How to Run StarCoder2 as a REST API in the Cloud
StarCoder2 is an open-source code generation model from the BigCode project, available in 3 model sizes (3B, 7B, and 15B parameters). The largest, StarCoder2-15B, delivers strong coding capabilities with an extended context window of 16k tokens – ideal for tasks like code completion and generating functions. In this article, we’ll show how to deploy StarCoder2 as a RESTful API service on a cloud GPU. This allows developers to send code prompts to the model and receive generated code suggestions over HTTP.
Sign up for RunPod to deploy this workflow in the cloud with GPU support and custom containers.
Preparing the Model and Environment
Getting the model: StarCoder2’s weights are hosted on Hugging Face. You’ll need to download the model (for example, the 15B variant) and have it accessible in your environment. Since the model is large (the 15B version is around 32 GB in memory at float16 precision), using a GPU with sufficient VRAM is important. You might start with the 7B model if you have a smaller GPU, as it will require roughly half the memory of the 15B.
On RunPod, you can launch a GPU instance with high VRAM (for instance, an NVIDIA A100 40GB or an L40 with 48GB, depending on availability) for the 15B model. Alternatively, you can employ model optimizations:
-
8-bit or 4-bit loading: Using libraries like bitsandbytes, you can load the model in 8-bit or 4-bit precision, dramatically reducing memory usage. For example, the 15B model that uses ~32 GB in full precision can shrink to about 16 GB in 8-bit mode , and even around 9 GB in 4-bit mode. This lets you run StarCoder2-15B on a single 16 GB GPU (with 4-bit quantization) or a 24 GB GPU (with 8-bit precision).
-
Sharded loading: Hugging Face’s Transformers library can automatically shard a large model across GPUs if you have more than one available. However, in a cloud context, it’s often simpler and more cost-effective to use a single powerful GPU rather than multiple smaller GPUs.

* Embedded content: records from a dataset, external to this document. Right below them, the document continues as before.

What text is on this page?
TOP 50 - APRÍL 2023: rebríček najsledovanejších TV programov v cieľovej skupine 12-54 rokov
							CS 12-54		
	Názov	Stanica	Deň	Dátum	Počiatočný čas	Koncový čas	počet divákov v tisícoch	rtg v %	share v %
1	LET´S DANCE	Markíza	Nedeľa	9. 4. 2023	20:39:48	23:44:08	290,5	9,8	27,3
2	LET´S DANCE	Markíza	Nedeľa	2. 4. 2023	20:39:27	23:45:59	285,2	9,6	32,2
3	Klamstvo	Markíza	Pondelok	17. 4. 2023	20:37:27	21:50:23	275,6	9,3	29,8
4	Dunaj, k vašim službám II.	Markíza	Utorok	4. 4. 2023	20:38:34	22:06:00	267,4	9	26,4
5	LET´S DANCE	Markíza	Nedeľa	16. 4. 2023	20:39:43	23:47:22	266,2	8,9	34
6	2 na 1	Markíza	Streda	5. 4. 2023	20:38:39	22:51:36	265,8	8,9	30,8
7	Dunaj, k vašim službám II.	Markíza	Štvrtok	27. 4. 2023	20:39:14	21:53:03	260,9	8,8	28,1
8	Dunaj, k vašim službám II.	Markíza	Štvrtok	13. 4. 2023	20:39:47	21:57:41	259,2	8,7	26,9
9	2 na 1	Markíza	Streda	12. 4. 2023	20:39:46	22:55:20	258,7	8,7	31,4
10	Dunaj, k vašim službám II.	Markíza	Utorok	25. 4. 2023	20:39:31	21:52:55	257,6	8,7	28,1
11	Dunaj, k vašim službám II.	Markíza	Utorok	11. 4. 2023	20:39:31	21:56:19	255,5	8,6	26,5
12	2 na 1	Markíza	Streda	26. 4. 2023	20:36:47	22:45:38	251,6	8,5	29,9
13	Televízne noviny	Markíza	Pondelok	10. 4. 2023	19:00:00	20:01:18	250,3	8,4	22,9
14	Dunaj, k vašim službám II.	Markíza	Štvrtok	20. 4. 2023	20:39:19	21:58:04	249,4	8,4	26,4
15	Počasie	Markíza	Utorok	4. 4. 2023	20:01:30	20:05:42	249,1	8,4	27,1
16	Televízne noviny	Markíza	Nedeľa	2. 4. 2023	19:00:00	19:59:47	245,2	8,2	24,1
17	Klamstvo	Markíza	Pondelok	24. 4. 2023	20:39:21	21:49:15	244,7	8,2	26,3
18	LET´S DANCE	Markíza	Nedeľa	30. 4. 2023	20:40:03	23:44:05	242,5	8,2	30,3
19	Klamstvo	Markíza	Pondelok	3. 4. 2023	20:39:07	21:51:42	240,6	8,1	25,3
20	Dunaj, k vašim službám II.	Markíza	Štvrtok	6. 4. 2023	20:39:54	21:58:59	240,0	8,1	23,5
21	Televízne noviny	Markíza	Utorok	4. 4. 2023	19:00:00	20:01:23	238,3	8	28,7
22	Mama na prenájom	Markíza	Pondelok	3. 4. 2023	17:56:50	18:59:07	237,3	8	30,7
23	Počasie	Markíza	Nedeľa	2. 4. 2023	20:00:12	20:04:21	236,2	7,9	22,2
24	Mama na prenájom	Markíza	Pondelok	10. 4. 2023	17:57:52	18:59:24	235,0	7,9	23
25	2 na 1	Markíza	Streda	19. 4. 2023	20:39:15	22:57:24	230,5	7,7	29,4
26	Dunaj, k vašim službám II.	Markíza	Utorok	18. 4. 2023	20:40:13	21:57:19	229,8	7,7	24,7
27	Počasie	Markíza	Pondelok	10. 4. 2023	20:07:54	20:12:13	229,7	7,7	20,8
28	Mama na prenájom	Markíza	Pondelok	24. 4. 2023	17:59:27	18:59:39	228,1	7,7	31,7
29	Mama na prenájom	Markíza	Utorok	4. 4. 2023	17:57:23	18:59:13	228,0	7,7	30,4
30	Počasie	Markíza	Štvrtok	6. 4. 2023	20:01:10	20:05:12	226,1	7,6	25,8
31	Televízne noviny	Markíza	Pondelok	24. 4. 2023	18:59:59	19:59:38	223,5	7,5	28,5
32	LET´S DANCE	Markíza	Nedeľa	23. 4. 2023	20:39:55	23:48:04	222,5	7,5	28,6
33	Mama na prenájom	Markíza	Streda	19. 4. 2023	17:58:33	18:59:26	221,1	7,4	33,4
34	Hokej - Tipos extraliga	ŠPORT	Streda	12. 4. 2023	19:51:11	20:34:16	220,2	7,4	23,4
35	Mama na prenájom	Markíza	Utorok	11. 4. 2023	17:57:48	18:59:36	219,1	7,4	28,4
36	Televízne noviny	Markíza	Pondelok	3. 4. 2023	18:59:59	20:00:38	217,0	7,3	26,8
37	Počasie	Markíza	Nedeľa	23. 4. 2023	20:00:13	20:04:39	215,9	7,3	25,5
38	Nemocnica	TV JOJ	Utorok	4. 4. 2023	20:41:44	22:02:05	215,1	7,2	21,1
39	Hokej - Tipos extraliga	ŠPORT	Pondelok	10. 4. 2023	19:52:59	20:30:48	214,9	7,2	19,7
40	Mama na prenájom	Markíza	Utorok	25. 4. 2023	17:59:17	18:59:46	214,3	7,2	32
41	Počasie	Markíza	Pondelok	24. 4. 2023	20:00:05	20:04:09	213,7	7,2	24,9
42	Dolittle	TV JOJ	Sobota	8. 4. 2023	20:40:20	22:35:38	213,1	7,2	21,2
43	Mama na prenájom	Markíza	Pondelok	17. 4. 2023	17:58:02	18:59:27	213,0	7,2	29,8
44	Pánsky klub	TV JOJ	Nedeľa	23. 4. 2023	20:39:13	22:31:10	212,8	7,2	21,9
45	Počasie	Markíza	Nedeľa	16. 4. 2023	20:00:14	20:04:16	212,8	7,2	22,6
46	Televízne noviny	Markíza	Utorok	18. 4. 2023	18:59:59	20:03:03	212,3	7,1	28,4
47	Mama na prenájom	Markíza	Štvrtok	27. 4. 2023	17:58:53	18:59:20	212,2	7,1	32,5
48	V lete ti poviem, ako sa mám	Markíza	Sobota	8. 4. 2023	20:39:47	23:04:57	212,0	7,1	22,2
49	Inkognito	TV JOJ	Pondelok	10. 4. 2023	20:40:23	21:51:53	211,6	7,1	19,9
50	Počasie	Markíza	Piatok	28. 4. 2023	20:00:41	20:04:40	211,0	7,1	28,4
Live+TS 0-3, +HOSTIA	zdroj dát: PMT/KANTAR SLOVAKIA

Setting up the API server: To serve StarCoder2 via REST API, you’ll want to create a small web server that loads the model and handles inference requests. A common approach is to use FastAPI (Python) or Flask to set up an endpoint. For instance, you could write a Python script that does the following:
-
Load the model and tokenizer at startup (possibly with AutoModelForCausalLM.from_pretrained("bigcode/starcoder2-15b", device_map="auto", torch_dtype=torch.float16) for an automatic GPU placement).
-
Define a POST endpoint (e.g., /generate_code) that accepts a JSON payload with a prompt (and any generation parameters like max length) and returns the model’s generated code completion.
-
Within that endpoint, implement the generation call. Using the Transformers pipeline is a convenient option: e.g., generator = pipeline("text-generation", model=model, tokenizer=tokenizer, ...); then result = generator(prompt, max_new_tokens=128, do_sample=False) and return the result text.
Ensure you set the server to run with Uvicorn or Gunicorn (if using FastAPI) and bind to the appropriate host/port. In a Dockerfile, you might use an entrypoint like uvicorn app:api --host 0.0.0.0 --port 8000. This will start the service inside a container.
Containerizing the service: Create a Docker image that contains all necessary dependencies:
-
Base it on a CUDA-enabled base image (e.g., nvidia/cuda:12.2.0-runtime-ubuntu20.04 or an official PyTorch image that includes CUDA support) so that GPU usage is enabled.
-
Install Python libraries: Transformers, FastAPI, Uvicorn, and bitsandbytes (if using 8-bit loading) among others.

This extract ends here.